Creatively inventive speculation about our interconnected future.

Venue:

Sundance Film Festival, U.S. Documentary Competition

Director:

Tiffany Shlain

Screenwriter:

Tiffany Shlain, Ken Goldberg, Carlton Evans, Sawyer Steele

 

PARK CITY -- (U.S. Documentary Competition) A personal yet universal story about the Internet Age, Tiffany Shlain's Connected: An Autobiography about Love, Death and Technology is a highly energized romp through a myriad of ideas about where the human race is headed. At a time when news is depressing and most films are grim, Shlain presents an upbeat and playful vision of the world based on what she sees as the interconnectedness of things. Using animation, archival footage, and bold graphics, this is a fast paced ride that will sweep up some members of the audience while leaving others in the dust. It's a film that should work on a thoughtful cable outlet, but the web is probably its natural home.

Constructed as a kind of valentine to Shlain's dying father Leonard, a neurologist and best-selling author of such speculative inquiries as Art and Physics: Parallel Visions in Space, Time, and Light, she continues with his methodology of juxtaposing unrelated facts, and presents them with such virtuosity that a magical causality seems to appear. Her great accomplishment is making brilliant transitions and sweeping associations between seemingly disparate elements. Thanks to Stefan Nadelman's creative animation, it's a brightly colored vision and it's fun to watch where she takes it. But the film ranges over so much material in just under 90 minutes that it's impossible to tell if her points hold water. Best to just go with the flow.

This is how it works. She starts out with a small personal observation about her addiction to texting, extrapolates it to the world at large and pretty soon comes up with a cool image of the Statue of Liberty holding a blackberry instead of a torch. She wonders what she has become, and what it means to be connected in the 21st century.

These are valid questions and to arrive at the answer she launches into a timetable of life through the ages, suggesting that part of the problem with our civilization is that over time the male-oriented left brain has taken dominance over the female-oriented right brain. To make her point she shows us a vintage image of a see-saw going up and down, teetering between here and there.

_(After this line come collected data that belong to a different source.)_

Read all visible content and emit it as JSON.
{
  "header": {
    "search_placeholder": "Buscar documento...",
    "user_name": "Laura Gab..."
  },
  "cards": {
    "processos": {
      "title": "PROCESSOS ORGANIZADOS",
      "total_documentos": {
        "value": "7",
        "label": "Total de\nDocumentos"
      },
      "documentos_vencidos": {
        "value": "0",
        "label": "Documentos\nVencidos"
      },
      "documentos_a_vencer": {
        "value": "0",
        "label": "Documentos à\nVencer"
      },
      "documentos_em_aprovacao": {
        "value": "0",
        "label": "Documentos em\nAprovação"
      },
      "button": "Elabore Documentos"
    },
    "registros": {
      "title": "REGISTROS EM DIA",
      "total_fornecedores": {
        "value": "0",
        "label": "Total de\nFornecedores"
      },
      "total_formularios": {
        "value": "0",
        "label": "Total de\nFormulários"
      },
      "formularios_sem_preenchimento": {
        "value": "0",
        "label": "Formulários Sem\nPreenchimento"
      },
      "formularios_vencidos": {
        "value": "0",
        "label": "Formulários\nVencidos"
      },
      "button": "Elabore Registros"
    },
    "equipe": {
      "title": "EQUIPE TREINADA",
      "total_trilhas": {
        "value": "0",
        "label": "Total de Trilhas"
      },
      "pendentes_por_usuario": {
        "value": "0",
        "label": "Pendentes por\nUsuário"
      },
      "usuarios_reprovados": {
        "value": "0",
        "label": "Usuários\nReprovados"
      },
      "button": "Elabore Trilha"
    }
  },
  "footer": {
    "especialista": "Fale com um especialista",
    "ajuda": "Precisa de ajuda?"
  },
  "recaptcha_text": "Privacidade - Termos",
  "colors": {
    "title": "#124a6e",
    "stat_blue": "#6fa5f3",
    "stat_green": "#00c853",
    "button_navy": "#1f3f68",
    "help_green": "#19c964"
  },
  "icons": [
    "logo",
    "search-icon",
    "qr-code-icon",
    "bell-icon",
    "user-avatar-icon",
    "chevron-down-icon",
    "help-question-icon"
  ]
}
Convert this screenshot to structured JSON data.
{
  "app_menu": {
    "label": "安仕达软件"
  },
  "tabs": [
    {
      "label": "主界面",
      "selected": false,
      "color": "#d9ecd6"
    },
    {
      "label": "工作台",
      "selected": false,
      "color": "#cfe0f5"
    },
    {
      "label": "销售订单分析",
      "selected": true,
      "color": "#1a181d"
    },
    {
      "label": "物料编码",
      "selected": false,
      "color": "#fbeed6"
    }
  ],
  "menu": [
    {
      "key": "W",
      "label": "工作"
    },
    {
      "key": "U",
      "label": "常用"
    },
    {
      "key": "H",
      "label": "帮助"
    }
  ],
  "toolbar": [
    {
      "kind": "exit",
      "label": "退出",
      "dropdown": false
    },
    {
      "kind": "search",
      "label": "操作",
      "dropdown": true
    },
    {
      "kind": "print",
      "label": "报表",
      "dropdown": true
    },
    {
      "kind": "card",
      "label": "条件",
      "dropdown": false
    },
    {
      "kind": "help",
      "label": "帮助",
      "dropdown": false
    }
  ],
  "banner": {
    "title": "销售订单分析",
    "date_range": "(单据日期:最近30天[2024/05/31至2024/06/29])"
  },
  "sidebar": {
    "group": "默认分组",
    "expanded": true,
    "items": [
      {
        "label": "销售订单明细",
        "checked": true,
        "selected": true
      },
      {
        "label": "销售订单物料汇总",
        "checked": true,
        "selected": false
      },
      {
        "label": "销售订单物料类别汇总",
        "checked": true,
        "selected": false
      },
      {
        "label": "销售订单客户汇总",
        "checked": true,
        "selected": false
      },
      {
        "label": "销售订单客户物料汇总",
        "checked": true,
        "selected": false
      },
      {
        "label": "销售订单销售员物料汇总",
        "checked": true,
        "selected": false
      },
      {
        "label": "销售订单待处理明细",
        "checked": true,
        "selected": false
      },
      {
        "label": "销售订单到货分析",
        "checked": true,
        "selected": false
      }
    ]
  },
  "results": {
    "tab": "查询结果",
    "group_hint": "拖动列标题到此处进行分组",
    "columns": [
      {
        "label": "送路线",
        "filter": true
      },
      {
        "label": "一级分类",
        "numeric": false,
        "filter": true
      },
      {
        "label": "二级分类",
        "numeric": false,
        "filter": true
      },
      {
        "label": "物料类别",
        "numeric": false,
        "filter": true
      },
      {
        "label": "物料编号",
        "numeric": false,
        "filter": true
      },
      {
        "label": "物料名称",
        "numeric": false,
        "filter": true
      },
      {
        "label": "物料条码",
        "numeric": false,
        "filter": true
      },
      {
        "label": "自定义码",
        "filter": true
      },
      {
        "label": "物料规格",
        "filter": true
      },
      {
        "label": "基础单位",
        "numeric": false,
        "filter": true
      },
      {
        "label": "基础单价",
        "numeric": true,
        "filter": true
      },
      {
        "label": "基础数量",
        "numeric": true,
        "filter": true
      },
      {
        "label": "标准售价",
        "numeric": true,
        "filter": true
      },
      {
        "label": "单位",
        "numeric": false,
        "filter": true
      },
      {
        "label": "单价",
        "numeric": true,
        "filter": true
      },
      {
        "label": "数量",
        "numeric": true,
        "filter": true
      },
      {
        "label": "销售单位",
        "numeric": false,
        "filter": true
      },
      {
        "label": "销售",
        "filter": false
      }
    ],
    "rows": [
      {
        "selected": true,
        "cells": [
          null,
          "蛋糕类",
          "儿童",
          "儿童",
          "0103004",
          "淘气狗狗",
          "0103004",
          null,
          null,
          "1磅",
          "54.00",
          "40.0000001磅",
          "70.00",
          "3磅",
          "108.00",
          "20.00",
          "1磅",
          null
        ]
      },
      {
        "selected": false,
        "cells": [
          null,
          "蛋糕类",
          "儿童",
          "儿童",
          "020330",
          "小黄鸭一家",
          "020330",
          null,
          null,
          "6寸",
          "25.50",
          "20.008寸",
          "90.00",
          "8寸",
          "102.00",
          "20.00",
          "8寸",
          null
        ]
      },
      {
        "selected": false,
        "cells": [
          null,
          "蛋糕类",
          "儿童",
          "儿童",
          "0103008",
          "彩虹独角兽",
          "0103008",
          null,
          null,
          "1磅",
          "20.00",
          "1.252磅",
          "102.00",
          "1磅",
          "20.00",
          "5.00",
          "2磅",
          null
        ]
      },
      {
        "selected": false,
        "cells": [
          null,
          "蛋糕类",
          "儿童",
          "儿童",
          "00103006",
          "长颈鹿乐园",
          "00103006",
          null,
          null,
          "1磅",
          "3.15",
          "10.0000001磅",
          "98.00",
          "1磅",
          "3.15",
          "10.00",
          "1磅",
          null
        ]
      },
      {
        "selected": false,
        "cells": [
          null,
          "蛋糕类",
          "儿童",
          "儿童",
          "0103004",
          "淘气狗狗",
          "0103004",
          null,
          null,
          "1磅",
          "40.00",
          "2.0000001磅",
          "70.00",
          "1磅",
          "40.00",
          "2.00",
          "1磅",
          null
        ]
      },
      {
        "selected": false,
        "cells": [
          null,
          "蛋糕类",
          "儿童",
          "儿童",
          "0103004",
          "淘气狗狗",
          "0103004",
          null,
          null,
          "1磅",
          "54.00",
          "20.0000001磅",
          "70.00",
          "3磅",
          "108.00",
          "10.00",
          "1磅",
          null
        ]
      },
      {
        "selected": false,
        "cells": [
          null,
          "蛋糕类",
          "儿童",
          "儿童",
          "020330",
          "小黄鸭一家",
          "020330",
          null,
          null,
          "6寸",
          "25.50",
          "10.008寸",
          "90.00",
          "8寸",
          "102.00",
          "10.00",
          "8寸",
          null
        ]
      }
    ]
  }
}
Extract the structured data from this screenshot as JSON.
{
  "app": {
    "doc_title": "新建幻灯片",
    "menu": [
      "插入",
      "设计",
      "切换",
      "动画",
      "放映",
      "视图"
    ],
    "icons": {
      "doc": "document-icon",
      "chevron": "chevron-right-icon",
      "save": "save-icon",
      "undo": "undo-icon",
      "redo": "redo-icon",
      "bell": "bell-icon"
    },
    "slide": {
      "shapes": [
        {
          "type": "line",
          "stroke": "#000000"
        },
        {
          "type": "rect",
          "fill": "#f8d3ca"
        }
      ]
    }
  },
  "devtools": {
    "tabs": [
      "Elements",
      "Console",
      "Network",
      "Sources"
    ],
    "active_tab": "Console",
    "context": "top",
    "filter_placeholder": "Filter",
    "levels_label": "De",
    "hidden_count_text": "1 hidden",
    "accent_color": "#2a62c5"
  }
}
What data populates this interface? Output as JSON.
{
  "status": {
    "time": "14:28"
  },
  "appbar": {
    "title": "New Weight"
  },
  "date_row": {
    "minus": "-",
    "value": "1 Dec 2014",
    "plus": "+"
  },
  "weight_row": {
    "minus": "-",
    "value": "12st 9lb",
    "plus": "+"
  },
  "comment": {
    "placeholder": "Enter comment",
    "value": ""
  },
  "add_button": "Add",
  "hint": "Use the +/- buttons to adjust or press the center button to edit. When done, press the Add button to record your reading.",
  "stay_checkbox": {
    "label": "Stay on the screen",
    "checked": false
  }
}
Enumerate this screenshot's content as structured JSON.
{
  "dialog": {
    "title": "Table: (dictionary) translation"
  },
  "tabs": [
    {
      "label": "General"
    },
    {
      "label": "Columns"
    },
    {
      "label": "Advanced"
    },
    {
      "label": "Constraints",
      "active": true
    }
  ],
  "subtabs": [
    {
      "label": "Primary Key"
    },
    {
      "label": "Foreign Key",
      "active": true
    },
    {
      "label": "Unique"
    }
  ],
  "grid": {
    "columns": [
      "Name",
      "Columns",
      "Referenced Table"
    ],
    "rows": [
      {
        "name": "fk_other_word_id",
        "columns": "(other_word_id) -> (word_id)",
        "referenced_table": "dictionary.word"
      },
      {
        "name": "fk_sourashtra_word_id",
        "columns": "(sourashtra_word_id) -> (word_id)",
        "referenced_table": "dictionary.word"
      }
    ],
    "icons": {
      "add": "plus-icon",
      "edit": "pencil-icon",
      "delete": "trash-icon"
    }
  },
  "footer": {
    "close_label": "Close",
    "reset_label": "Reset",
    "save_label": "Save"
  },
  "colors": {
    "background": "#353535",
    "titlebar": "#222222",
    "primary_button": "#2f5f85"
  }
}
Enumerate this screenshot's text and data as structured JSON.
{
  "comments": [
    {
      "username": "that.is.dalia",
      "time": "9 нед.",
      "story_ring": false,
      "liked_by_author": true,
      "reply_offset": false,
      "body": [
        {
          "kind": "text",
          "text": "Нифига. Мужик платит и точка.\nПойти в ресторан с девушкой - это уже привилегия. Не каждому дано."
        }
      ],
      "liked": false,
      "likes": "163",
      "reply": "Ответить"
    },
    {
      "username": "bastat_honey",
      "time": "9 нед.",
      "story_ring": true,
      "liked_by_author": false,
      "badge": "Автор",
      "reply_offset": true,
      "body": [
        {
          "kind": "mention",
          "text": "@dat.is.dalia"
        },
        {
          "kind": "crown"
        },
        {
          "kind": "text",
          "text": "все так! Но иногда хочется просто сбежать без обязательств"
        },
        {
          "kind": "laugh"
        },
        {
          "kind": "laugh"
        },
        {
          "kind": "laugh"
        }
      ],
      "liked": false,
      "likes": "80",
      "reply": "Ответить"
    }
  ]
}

Then it's back to the story of her five miscarriages, her fertility treatments, and race to give birth before her father's passing. And this leads to a consideration of ecological issues such as the cancer-causing effects of cell phones and how toxic chemicals in the environment find their way into the umbilical cord. And from there, how great a tool the Internet is for working pregnant women who can't get around so easily.

What's on display here is the work of a nimble mind, a keen imagination, and a lively sense of humor leading to the not terribly earth-shattering conclusion that every decision we make affects everyone around us in the world. So how, she asks, do we make the next big leap in evolution, where do we want to go as a civilization? For her, the answer is social media, Twitter, the Internet and interconnected forms of communication not yet invented. Though she admits she and her husband try to unplug one day a week, she seems infinitely more optimistic than troubled by the abundance of information coming our way.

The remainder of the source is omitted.